If i try to run "___sad" in the interpreter for the following grammar
grammar identTest;
options
{
language = Java;
output=AST;
}
goal: identifier;
fragment Letter: (('a'..'z') | ('A'..'Z'));
fragment Digit : '0' .. '9';
identifier :IDENTIFIER;
IDENTIFIER: Letter+;
WS:(' '|'\r'|'\t'|'\u000C'|'\n') {$channel=HIDDEN;};
Interpreter output:
Debugger output:
Interpreter includes underscore letter and debugger seems just ignores it! I expect to get some kind of exception in this case (since only 'A'-'z' letters are defined in the grammar). What is wrong with my grammar?
Don't use the interpreter: it's buggy.
Using the debugger you can view the warnings/errors/exceptions your parser produces after pressing the Output button (lower left corner). When doing so, you will see the following:
.../__Test___input.txt line 1:0 no viable alternative at character '_'
.../__Test___input.txt line 1:1 no viable alternative at character '_'
.../__Test___input.txt line 1:2 no viable alternative at character '_'
The parser simply recovers from the underscores and continues parsing.

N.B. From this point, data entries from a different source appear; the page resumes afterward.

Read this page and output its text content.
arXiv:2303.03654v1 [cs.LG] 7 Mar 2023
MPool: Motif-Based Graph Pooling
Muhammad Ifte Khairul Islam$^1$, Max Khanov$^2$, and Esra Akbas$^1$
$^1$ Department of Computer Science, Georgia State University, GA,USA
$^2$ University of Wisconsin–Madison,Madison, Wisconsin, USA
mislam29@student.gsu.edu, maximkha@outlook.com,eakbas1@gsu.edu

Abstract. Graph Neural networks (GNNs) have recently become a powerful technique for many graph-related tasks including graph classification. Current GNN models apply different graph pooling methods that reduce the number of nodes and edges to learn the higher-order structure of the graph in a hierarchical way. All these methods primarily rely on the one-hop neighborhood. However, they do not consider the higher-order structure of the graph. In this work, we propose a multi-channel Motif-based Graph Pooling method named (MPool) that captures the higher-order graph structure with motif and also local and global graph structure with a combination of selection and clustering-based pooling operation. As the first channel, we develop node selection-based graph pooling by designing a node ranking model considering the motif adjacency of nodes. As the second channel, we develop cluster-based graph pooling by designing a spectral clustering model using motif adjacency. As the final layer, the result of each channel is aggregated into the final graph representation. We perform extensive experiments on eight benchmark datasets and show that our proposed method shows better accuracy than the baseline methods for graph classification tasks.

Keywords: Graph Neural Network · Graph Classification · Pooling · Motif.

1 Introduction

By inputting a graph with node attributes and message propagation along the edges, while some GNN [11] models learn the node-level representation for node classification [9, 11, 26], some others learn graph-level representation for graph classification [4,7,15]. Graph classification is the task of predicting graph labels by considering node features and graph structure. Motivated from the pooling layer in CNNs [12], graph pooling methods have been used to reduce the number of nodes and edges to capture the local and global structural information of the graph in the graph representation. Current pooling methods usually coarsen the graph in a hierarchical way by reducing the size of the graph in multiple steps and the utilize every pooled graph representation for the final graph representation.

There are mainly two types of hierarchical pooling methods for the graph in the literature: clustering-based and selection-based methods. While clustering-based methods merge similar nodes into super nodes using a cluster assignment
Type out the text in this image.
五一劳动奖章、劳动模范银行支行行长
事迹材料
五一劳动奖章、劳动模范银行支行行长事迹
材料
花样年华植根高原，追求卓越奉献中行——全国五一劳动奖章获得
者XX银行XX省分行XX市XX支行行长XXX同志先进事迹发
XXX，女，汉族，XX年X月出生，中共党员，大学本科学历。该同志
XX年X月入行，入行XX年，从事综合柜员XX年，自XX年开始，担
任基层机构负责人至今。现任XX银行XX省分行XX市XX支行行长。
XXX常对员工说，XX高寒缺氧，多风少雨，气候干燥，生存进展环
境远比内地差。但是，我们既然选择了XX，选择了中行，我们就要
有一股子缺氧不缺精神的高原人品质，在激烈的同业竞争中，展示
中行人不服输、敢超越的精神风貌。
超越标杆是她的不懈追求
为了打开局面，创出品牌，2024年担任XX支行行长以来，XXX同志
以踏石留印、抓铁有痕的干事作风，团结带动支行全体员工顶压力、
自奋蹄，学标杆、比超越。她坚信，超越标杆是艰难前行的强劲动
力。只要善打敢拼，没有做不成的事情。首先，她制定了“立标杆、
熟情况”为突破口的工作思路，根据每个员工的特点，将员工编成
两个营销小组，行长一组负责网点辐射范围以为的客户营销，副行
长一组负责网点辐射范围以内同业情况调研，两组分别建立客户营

If you don't want your lexer to recover from such no viable alternative warnings, simply create a fall through lexer rule (called OTHER
) and throw an exception from it:
grammar identTest;
options
{
language = Java;
output=AST;
}
goal : identifier;
identifier : IDENTIFIER;
IDENTIFIER : Letter+;
WS : (' '|'\r'|'\t'|'\u000C'|'\n') {$channel=HIDDEN;};
OTHER : . {throw new RuntimeException("unknown char: '" + $text + "'");};
fragment Letter : (('a'..'z') | ('A'..'Z'));
fragment Digit : '0' .. '9';